Sein motorisches Schlagzeugspiel und seine noisigen Sounds an der E-Gitarre, die sich nicht merklich verändern, stehen oft im Vordergrund. Unweigerlich fühlt man sich als Hörer an die experimentellen Klänge der New Yorker No Wave-Szene Ende der 70er- und Anfang der 80er-Jahre erinnert. So körperlich präsentierte sich das Kollektiv zumindest im Ansatz nach der Jahrtausendwende mit Platten wie "Chemist" (2005).
Natürlich spielt das Trio nicht sämtliche Instrumente gleichzeitig ein, sondern in mehreren Sessions. Erst im Studio fügt es das daraus entstandene Material zu einem stimmigen Ganzen zusammen und unterlegt dieses mit technischen Effekten wie Overdubs. Als Tongingenieur und Mixer für The Necks hat sich Tim Whitten (unter anderem The Go-Betweens) die letzten zwölf Platten bewährt.
Das letzte Viertel von "Body" leitet Buck haarscharf vor Beginn der vierzigsten Minute mit mysteriösen Glockentönen ein. Kurz darauf führen düstere Pianoklänge in eine surreale Welt. Nach und nach steigert sich die Stimmung ins Beklemmende. Immer wieder verbreiten die heftigen Drumschläge Angst und Schrecken. Vor dem inneren Auge wähnt man sich als Hörer in einem bedrohlichen Horrorszenario. In diesem Moment erreicht das äußerst vielseitige Album ohne Zweifel seinen Höhepunkt.
Es ist also kaum verwunderlich, dass die Australier in der Vergangenheit gute Kontakte zur heimischen Filmbranche unterhielten. Der Score zum preisgekrönten Drama "The Boys" stammte vor zwanzig Jahren aus ihrer Feder.

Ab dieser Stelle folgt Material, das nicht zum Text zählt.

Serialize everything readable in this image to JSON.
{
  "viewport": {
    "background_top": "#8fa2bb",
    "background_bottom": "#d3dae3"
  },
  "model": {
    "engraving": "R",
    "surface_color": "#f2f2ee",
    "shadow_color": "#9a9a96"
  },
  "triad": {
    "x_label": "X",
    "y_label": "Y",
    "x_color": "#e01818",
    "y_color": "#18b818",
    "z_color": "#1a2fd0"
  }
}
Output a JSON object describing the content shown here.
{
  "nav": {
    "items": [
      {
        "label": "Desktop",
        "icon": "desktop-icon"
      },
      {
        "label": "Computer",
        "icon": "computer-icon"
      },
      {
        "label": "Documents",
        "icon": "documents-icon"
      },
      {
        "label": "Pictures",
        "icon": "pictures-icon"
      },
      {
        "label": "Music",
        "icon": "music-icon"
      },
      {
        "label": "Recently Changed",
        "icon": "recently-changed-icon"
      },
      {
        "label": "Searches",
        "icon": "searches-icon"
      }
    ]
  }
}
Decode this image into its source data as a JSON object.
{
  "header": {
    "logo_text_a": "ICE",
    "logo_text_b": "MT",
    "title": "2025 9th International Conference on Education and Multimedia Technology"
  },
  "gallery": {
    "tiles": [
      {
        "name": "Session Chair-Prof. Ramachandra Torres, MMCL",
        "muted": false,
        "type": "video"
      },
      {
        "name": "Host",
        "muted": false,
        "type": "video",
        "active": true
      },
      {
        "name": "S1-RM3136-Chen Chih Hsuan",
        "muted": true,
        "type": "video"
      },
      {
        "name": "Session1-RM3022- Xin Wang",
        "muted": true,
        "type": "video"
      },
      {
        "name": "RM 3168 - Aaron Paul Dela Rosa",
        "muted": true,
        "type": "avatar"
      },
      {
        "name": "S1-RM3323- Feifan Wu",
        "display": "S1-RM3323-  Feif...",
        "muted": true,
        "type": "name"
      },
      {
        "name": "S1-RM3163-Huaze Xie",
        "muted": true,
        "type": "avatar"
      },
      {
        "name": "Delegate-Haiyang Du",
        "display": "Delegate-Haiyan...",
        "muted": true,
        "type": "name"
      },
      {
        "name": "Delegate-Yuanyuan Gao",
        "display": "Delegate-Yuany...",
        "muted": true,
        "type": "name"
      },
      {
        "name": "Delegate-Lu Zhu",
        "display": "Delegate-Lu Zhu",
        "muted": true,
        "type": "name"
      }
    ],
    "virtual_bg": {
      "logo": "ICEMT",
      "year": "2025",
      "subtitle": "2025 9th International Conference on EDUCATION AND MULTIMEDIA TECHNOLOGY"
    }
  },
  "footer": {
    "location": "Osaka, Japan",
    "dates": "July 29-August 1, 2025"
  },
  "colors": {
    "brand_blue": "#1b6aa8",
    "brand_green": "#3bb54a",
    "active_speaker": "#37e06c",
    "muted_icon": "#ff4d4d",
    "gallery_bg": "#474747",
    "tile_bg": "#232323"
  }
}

Insgesamt lässt sich "Body" als ein Wegweiser durch die unterschiedlichsten Schaffensperioden von The Necks verstehen. Diese vereinigt das Trio auf der Scheibe zu einer in sich geschlossenen Einheit. Mit dieser für sie untypischen Herangehensweise fügen die Australier ihrer Musik etwas erfrischend Energetisches hinzu. Tatsächlich klingt bei ihnen nach wie vor kein Album wie das andere. Ist das noch Jazz? Die Frage will man sich als Hörer beim Genuss des Werkes ohnehin gar nicht mehr stellen. Das Kollektiv bleibt eine Ausnahmeerscheinung.